When you start checking the actual protein hits you will encounter soon on of the biggest problem of current mass spec based proteomics called protein inference: briefly, the same peptide can be shared between different proteins but as peptides are the ones that are matched to mass spectra we cannot be sure that the inferred proteins were really present in the original sample in case of shared peptides. Or as formulated by Nesvizhskii and Aebersold:
The difficulty of assembling peptide identifications back to the protein level results from
the same factors that made shotgun proteomics approach so successful in the first place, i.e.,
protein digestion at an early stage of the process and elimination of extensive separation at the
protein level. Protein digestion makes peptides, and not the proteins, the currency of the method,
and the connectivity between peptides and proteins is lost at the digestion stage. This loss of
connectivity complicates computational analysis and biological interpretation of the data. The same peptide sequence can be present in multiple different proteins. Therefore, the identification of such shared peptides can lead to ambiguities in the determination of the identities of the sample protein.
So for instance the YTLAGTEVSALLGR peptide has been detected many many times by the search engine and it maps to > 50 protein accessions. Amongst those protein hits the following species are represented amongst others: Eikenella corrodens, Escherichia coli and Yersinia pestis, guess which one of them lives in my mouth? One candidate to start with might be the primary accession chosen by X!Tandem and that is Eikenella corrodens, which is a mostly innocent commensal of the human mouth. You can check for primary and secondary protein accessions when clicking to ‘group’ in GPM View.
In order to make the data more transparent all the spectra information alongside with peptide assignments and protein identifications made by the X!Tandem search engine were submitted to the PRoteomics IDEntifications (PRIDE) public repository
and right now we , by my colleague @ruiwang_cn and me, are in the process of making the data and made publicly available. I’ll update the post once the PRIDE representation of the data is publicly available.
Public experiment accessions: 22142, 22143 and 22144.
Update: you can grab the data via PRIDE public ftp: ftp://ftp.pride.ebi.ac.uk/2012/03/PXD000002/
I think what we have now present on Proteome Cluster does answer our first question, namely figuring out the basic bioinformatics of personal proteomics, n=1.
Our second question is really where the biological journey begins: what does all this data mean, how can the results interpreted in the context of one individual. I’m not even starting to raise the different interesting and important questions here. The little side note on protein inference was already adventuring into the realm of question 2.

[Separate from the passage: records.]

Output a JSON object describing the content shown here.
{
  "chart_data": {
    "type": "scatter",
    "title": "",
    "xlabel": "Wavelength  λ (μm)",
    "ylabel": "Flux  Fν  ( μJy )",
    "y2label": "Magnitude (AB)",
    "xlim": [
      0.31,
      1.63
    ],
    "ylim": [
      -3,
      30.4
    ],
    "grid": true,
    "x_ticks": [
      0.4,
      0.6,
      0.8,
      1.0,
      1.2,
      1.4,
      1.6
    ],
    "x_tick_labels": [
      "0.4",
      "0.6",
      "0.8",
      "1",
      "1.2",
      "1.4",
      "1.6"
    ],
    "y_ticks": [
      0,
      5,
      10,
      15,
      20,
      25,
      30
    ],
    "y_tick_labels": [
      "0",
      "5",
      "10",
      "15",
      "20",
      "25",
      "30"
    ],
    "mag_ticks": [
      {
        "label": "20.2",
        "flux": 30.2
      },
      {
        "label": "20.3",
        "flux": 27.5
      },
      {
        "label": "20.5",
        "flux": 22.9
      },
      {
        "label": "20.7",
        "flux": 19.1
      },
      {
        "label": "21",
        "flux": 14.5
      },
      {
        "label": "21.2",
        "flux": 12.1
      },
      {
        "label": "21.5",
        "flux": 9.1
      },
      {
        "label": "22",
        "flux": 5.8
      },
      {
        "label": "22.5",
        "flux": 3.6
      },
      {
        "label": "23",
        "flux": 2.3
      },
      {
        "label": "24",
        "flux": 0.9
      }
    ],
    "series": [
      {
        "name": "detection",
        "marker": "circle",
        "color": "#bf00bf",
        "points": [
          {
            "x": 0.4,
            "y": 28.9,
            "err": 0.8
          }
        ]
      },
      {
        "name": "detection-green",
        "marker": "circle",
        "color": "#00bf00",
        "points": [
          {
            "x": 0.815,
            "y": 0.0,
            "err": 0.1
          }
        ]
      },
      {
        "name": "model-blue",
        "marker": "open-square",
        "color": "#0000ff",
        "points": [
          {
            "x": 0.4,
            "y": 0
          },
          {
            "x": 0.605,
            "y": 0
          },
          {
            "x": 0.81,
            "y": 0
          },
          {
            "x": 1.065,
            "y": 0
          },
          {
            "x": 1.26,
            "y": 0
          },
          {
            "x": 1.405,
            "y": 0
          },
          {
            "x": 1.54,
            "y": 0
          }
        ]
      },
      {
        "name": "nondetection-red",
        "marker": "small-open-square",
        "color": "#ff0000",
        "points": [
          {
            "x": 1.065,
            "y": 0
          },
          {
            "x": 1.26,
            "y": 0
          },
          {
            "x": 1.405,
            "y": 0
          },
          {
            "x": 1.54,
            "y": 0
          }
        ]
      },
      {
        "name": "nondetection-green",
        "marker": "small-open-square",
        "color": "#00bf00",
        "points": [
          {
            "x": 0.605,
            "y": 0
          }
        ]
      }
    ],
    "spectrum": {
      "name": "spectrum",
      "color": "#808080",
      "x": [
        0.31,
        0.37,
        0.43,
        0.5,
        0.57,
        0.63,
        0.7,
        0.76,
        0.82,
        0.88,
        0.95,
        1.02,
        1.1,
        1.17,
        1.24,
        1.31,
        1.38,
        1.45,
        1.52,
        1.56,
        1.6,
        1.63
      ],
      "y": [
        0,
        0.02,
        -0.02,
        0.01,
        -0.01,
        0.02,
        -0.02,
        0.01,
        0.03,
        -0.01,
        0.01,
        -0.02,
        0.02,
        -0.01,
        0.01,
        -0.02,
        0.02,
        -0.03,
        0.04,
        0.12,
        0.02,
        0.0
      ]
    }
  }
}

There’s also a heavy educational component here: even the general bioinformatics, biology audience knows little about mass spectrometry based proteomics. I have only a 2 years’ work experience as a service (but not a researcher) proteomics bioinformatician, the folks at Bioproximity have substantially more.
The plan is to go into details in subsequent blog posts. I disabled the comments section here because we prefer to answer the questions on Twitter. Look for @bioproximity and @attilacsordas
Let the transparent journey of personal proteomics begin!